Some things that stood out to me:

  • The launching rules are here to stay. This suggests that we may have launching in this year’s game.
  • The award judging second is redacted for now. I’m not entirely sure what this means - it could simply be that the judging criteria mention aspects of the game.
  • The Control Award form is hidden, too. This could be to prevent teams from working on the submission early, but there could also be some relevant other things going on with the game.
  • There is now a weight limit in FTC. It’s pretty high at 42 pounds, but it may make some of the more mind-blowing robot designs harder.
  • COTS solutions (see: Greyt Intake Kit) seem to be pretty much explicitly banned via RM02. Perhaps we’ll see something similar for FRC, although the one-degree rule has been around for a while in FTC.
  • There is now a bizarre new scoring element called the Team Marker in section 8.4. Will robots steal it? Will we have to put it on top of a peg, or in a special zone? Not sure yet. At the very least, we can decorate them in exciting ways, as per this blog post.
  • T7 mentions that teams can’t use robots built by other teams. While cheesecake (as far as I’ve seen it) is a historically FRC thing, it’s unsure how it would be affected by this rule.
  • What happened to Super-Regionals?
  • As promised, the Legacy module is no longer supported.

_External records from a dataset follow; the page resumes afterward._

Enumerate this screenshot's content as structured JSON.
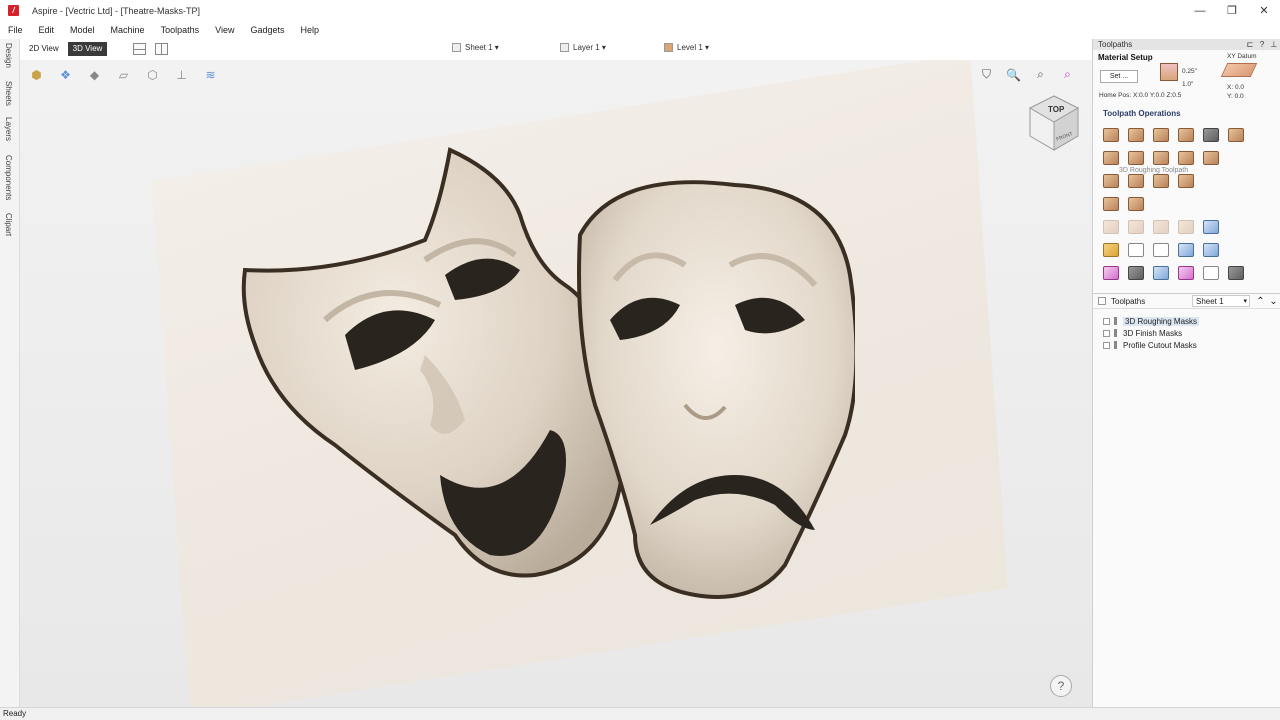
{
  "window": {
    "title": "Aspire - [Vectric Ltd] - [Theatre-Masks-TP]",
    "logo_letter": "/",
    "minimize": "—",
    "restore": "❐",
    "close": "✕"
  },
  "menu": [
    "File",
    "Edit",
    "Model",
    "Machine",
    "Toolpaths",
    "View",
    "Gadgets",
    "Help"
  ],
  "left_tabs": [
    "Design",
    "Sheets",
    "Layers",
    "Components",
    "Clipart"
  ],
  "view_toolbar": {
    "view_2d": "2D View",
    "view_3d": "3D View",
    "sheet": "Sheet 1",
    "layer": "Layer 1",
    "level": "Level 1"
  },
  "viewport": {
    "cube_top": "TOP",
    "cube_front": "FRONT",
    "help": "?"
  },
  "panel": {
    "header": "Toolpaths",
    "material_setup": "Material Setup",
    "set_button": "Set ...",
    "home_pos": "Home Pos:  X:0.0 Y:0.0 Z:0.5",
    "thickness_top": "0.25\"",
    "thickness": "1.0\"",
    "xy_datum": "XY Datum",
    "xy_x": "X: 0.0",
    "xy_y": "Y: 0.0",
    "operations_title": "Toolpath Operations",
    "tooltip": "3D Roughing Toolpath",
    "toolpaths_label": "Toolpaths",
    "sheet_select": "Sheet 1",
    "toolpaths": [
      {
        "name": "3D Roughing Masks"
      },
      {
        "name": "3D Finish Masks"
      },
      {
        "name": "Profile Cutout Masks"
      }
    ]
  },
  "status": "Ready"
}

RM02 is carried over verbatim from the FIRST RELIC RECOVERY manual, same rule number and all. All that changed is that they removed the underlining on “single degree of freedom”.

Now: https://www.firstinspires.org/sites/default/files/uploads/resource_library/ftc/2018-2019/game-manual-part-1.pdf

Then: https://www.firstinspires.org/sites/default/files/uploads/resource_library/ftc/2017-2018/game-manual-part-1.pdf

Can someone explain the one-degree rule?

The orange box on page 29 explains the concept best. The point of the rule is to prevent off-the-shelf parts from getting too specialized and complex on the robots. When I worked at AndyMark, the phrase for this undesired trait was “buy, bolt, win”.

So things like linear slides, lazy susans, single-speed gearboxes, pulleys, and so on (all of which generally spin or move in one direction at a time) are legal, while gripper kits and shifting gearboxes and ratcheting wrenches (with movement in multiple directions) are not.

A couple of years ago during Res-Q a number of teams used tape measures to deploy hooks for the endgame climb up the mountain. They bought tape measures from a big box store, but to make them legal, you had to take them apart and remove the spring and the latch as those would add too many degrees of freedom…

Teams have implemented shifting gearboxes, but you basically need to buy each part separately (the shifting shaft, the shifter gears, the other bearings, shafts and gears) and assemble it yourself.